School shooter FPS game makers admit lack of tact after Fury

A Ready or Not classroom.

Screenshot: Interactive Vacuum

At the end of December, Void Interactive, creator of the next tactics game Ready or Not, suddenly lost his editing partner. While not directly confirmed at the time, speculation online strongly suggested that the first-person shooter revamp was due to a recent official exchange with fans, where a worker reiterated with loath that the world would “better believe” that the game “was going” to include a previously advertised school shooting level. And now, days after the fury erupted over this story, the studio has released a more measured statement about their overall approach and philosophy behind the game.

In early access, the popular game on Steam Ready or Not Puts you in the shoes of an elite SWAT team that is sent to broadcast high stakes situations, like when someone is held hostage. Presumably, a level where a school shooter terrorizes a classroom would fall under gaming. Mechanically and even conceptually, this is a pretty common idea in video games, with military tactics games forming a genre in its own right. Games can make you play both sides of conflicts like these. Typically, however, video games depict or involve situations involving adults and not children. You can, for example, play a video game in which you are tasked with robbing a bank, which then requires you to execute a careful plan of taking hostages.

Arguably the problem is not the subject per se, it is a concern that this particular studio will be able to handle such a delicate subject with the grace that it requires given how hard some developers are working on the game. have seemed flippant recently. Media for Ready or Not did not inspire confidence for some either. A trailer for the game shows it all: men bravely bending down to save children, classroom desks lightning, and a broken neon sign that reads ANAL.

And so, some people don’t quite believe that Void Interactive will treat the proposed topic with sufficient delicacy, which might explain why the developers make a long statement on christmas eve.

The clifftop notes version is that the team recognizes that the idea of ​​a school shooting level will elicit strong responses, but they do their best to tackle the topic well.

“Void Interactive is clearly committed to delivering impactful, high-quality content that other mainstream software developers may avoid due to cultural conventions and norms,” the memo said.

He goes on to say that while they appreciate the comments, the audience won’t influence what they do. The studio will, however, honor “the work of dedicated police officers across the globe and has no intention of glorifying cowardly criminal acts.”

It continues:

We are committed to promoting a level of authenticity and realism in our video game, Ready or Not, which involves a difficult subject. We understand that requires a certain responsibility – to our fans and our community, yes, but also to those who have been touched by the traumatic events to which law enforcement responds too often. Rest assured, our goal is to manage all Ready or Notis content with the level of weight and respect it deserves. We recently had to remind some team members of the care required in discussing this material now and on an ongoing basis.

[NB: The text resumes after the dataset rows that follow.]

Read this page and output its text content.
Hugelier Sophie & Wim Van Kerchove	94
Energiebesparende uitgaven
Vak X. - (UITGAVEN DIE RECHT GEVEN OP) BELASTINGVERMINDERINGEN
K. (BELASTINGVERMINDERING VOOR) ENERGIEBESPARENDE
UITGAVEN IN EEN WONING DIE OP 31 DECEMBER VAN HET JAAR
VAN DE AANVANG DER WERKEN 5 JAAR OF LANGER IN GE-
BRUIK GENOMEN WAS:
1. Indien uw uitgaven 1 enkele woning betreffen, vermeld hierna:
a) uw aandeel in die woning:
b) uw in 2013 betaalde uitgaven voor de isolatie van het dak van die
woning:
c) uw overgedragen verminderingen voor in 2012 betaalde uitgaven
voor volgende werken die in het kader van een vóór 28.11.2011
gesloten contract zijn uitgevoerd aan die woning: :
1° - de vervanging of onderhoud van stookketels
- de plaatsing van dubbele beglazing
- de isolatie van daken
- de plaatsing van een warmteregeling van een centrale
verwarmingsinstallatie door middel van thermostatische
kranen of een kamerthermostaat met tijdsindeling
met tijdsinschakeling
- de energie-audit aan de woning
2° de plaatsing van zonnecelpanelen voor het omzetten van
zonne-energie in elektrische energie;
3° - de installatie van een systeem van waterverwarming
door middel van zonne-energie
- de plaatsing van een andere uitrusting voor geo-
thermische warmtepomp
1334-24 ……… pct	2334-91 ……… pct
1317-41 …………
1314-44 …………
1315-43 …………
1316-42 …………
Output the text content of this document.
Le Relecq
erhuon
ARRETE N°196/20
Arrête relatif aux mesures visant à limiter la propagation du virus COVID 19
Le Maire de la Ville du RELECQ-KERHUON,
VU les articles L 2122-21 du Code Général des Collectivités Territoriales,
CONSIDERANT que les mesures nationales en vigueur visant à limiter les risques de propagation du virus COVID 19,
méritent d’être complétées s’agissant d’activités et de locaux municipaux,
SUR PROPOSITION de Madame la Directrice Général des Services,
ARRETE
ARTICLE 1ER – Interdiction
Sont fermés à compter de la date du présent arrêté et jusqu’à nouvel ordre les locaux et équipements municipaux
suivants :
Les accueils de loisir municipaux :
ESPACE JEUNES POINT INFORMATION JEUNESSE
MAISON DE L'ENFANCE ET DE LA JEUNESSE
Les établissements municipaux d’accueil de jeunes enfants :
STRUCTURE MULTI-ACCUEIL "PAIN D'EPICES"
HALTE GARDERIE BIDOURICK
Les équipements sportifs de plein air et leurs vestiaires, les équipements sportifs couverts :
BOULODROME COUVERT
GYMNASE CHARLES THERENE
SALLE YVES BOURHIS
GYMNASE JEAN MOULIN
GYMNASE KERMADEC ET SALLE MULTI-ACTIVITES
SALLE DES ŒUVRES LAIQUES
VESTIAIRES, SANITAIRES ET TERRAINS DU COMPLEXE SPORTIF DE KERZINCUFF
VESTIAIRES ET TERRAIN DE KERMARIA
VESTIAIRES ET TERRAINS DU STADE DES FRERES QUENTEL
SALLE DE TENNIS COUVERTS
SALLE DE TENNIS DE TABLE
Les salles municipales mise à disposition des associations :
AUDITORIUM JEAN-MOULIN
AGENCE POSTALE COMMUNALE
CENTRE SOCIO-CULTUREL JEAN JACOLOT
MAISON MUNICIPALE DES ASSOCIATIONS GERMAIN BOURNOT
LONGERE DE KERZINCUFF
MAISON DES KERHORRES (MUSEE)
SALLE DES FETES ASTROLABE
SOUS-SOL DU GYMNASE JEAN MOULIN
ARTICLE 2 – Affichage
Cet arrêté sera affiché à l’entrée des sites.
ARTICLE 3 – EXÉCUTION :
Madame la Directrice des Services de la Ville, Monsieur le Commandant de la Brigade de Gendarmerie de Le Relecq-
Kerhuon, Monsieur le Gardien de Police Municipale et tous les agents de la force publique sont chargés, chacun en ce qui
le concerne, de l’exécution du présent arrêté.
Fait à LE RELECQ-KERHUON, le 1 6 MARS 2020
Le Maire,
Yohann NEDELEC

The memo goes on to say that school is an important aspect of many of our daily lives, which is why the game developer wants to try to honor those “who have been touched by these real world tragedies with a portrayal that does not. not trivialize their experiences.

According to the official Steam game page, Void Interactive consulted with police around the world to design the game. In some of the largest school districts in the United States, there has been a concentrated effort since the Black Lives Matter protests took place to suppress police presence in some schools. In a study of 25 school shootings, crises of this nature were not resolved by an officer, but rather by the staff disarming the assailant or by shooters deciding on their own to stop.